La musique et le chant profane étaient indissociables de la célébration des mariages ou des baptêmes. Lors de ces fêtes, tard dans la nuit, et au sein d’une assemblée uniquement masculine, les chanteurs interprétaient des chants d’amours vécues d’une grande poésie. Ces artistes se produisaient également dans des cafés accompagnés de rakassat, danseuses à la réputation légère, qui donnaient de l’entrain à ces soirées nocturnes. Les cafés étaient également les lieux où se tenaient de véritables joutes musicales entre flûtistes. À partir des années 1990, cependant, les chants traditionnels accompagnés de la gasba dans les mariages et baptêmes connaîtront un certain déclin, notamment avec l’avènement de la chanson dite moderne (sur le modèle dominant du Raï venu de l’Ouest), et l’explosion d’instruments comme le synthétiseur dans les orchestres. Mais cet affaiblissement est aussi le fait de nouvelles aspirations d’un jeune public qui rejette le modèle social des anciens pour laisser place à un mode d’expression porté par la vague des chanteurs désigné par le terme de Cheb (lit. « jeune »). Néanmoins, un certain nombre de chanteurs continue de perpétuer la tradition des chants où la gasba joue un rôle essentiel et nous l’entendons même samplée dans la chanson moderne.

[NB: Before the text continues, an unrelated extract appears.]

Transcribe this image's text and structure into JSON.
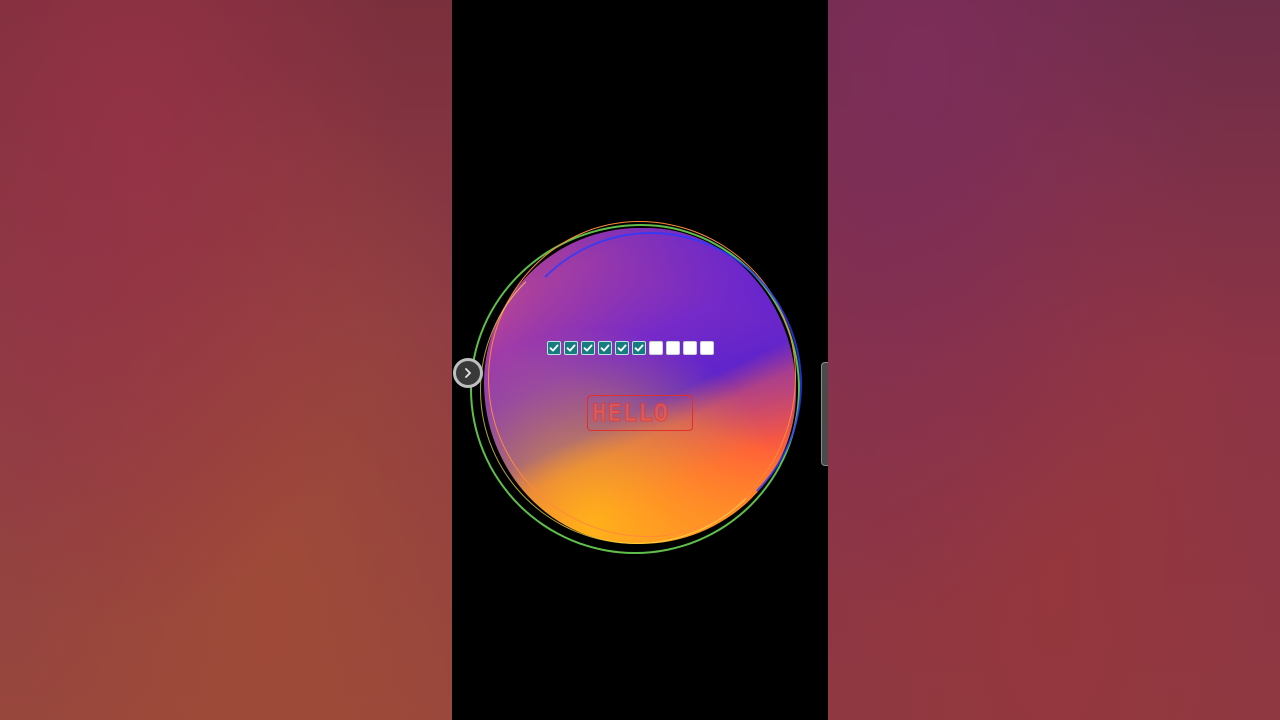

La gasba a souvent été limitée, à tort, à sa seule fonction d’accompagnement des chants. Cette restriction fait cependant oublier l’immense richesse des airs pour flûtes et percussions. Il faut reconnaître aux chanteurs le rôle de relais indirects de la gasba en Algérie, instrument pour lequel ils avaient une grande estime. Il est étrange de constater, cependant, le mépris presque constant, affiché par les médias et l’opinion courante, vis-à-vis des chanteurs et chanteuses dits « de gasba ». L’on pense particulièrement à Beggar Hadda, née à Béni Barbar et qui deviendra la femme du grand flûtiste Brahim Bendebeche.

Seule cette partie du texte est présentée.